Under normal circumstances, Lyu said, deepfakes may not have much impact beyond drawing interest and getting traction online. "But in critical situations, during a war or a national disaster, when people really can't think very rationally and they only have a very truly short span of attention, and they see something like this, that's when it becomes a problem," he added.

Snuffing out misinformation in general has become more complex during the war in Ukraine. Russia's invasion of the country has been accompanied by a real-time deluge of information hitting social platforms like Twitter, Facebook, Instagram, and TikTok. Much of it is real, but some is fake or misleading. The visual nature of what's being shared — along with how emotional and visceral it often is — can make it hard to quickly tell what's real from what's fake.

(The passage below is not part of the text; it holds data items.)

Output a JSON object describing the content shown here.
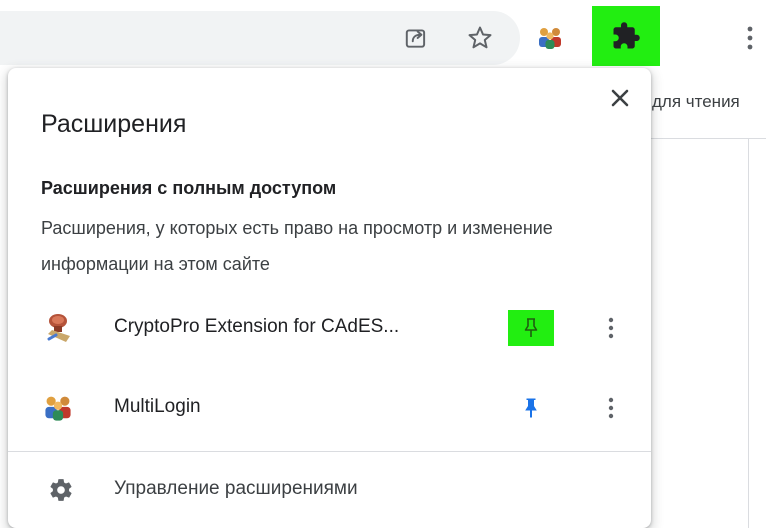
{
  "toolbar": {
    "share_icon": "share-page-icon",
    "bookmark_icon": "bookmark-star-icon",
    "pinned_extension_icon": "multilogin-people-icon",
    "extensions_icon": "puzzle-piece-icon",
    "extensions_highlight_color": "#22ee11",
    "menu_icon": "vertical-dots-icon"
  },
  "bookmarks_bar": {
    "partial_text": "для чтения"
  },
  "extensions_popup": {
    "title": "Расширения",
    "close_icon": "close-icon",
    "section_heading": "Расширения с полным доступом",
    "section_description": "Расширения, у которых есть право на просмотр и изменение информации на этом сайте",
    "extensions": [
      {
        "name": "CryptoPro Extension for CAdES...",
        "icon": "cryptopro-seal-icon",
        "pinned": false,
        "pin_highlight_color": "#22ee11"
      },
      {
        "name": "MultiLogin",
        "icon": "multilogin-people-icon",
        "pinned": true,
        "pin_color": "#1a73e8"
      }
    ],
    "manage_label": "Управление расширениями",
    "manage_icon": "gear-icon"
  }
}
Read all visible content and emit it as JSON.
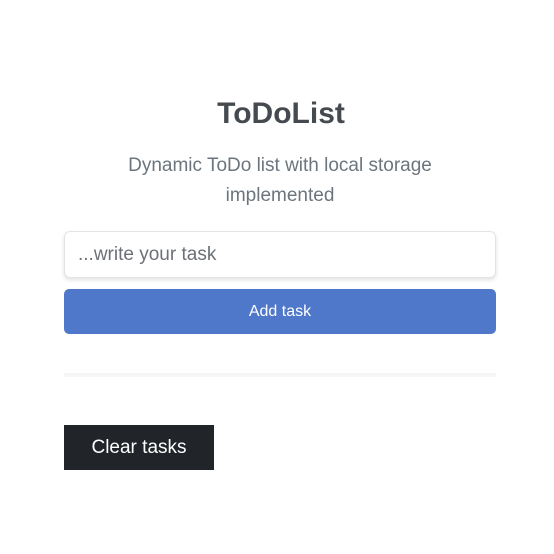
{
  "header": {
    "title": "ToDoList",
    "subtitle": "Dynamic ToDo list with local storage implemented"
  },
  "form": {
    "task_placeholder": "...write your task",
    "task_value": "",
    "add_label": "Add task"
  },
  "tasks": [],
  "footer": {
    "clear_label": "Clear tasks"
  },
  "colors": {
    "accent": "#5078ca",
    "dark_button": "#212529",
    "title_text": "#454a50",
    "muted_text": "#6c757d"
  }
}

Nina Schick, author of "Deepfakes: The Coming Infocalypse," sees deepfakes like those of Zelensky and Putin as signs of the much larger disinformation problem online, which she thinks social media companies aren't doing enough to solve. She argued that responses from companies such as Facebook, which quickly said it had removed the Zelensky video, are often a "fig leaf."

"You're talking about one video," she said. The larger problem remains.

"Nothing actually beats human eyes"


As deepfakes get better, researchers and companies are trying to keep up with tools to spot them.

Abd-Almageed and Lyu use algorithms to detect deepfakes. Lyu's solution, the jauntily named DeepFake-o-meter, allows anyone to upload a video to check its authenticity, though he notes that it can take a couple hours to get results. And some companies, such as cybersecurity software provider Zemana, are working on their own software as well.

There are issues with automated detection, however, such as that it gets trickier as deepfakes improve. In 2018, for instance, Lyu developed a way to spot deepfake videos by tracking inconsistencies in the way the person in the video blinked; less than a month later, someone generated a deepfake with realistic blinking.

Lyu believes that people will ultimately be better at stopping such videos than software. He'd eventually like to see (and is interested in helping with) a sort of deepfake bounty hunter program emerge, where people get paid for rooting them out online. (In the United States, there has also been some legislation to address the issue, such as a California law passed in 2019 prohibiting the distribution of deceptive video or audio of political candidates within 60 days of an election.)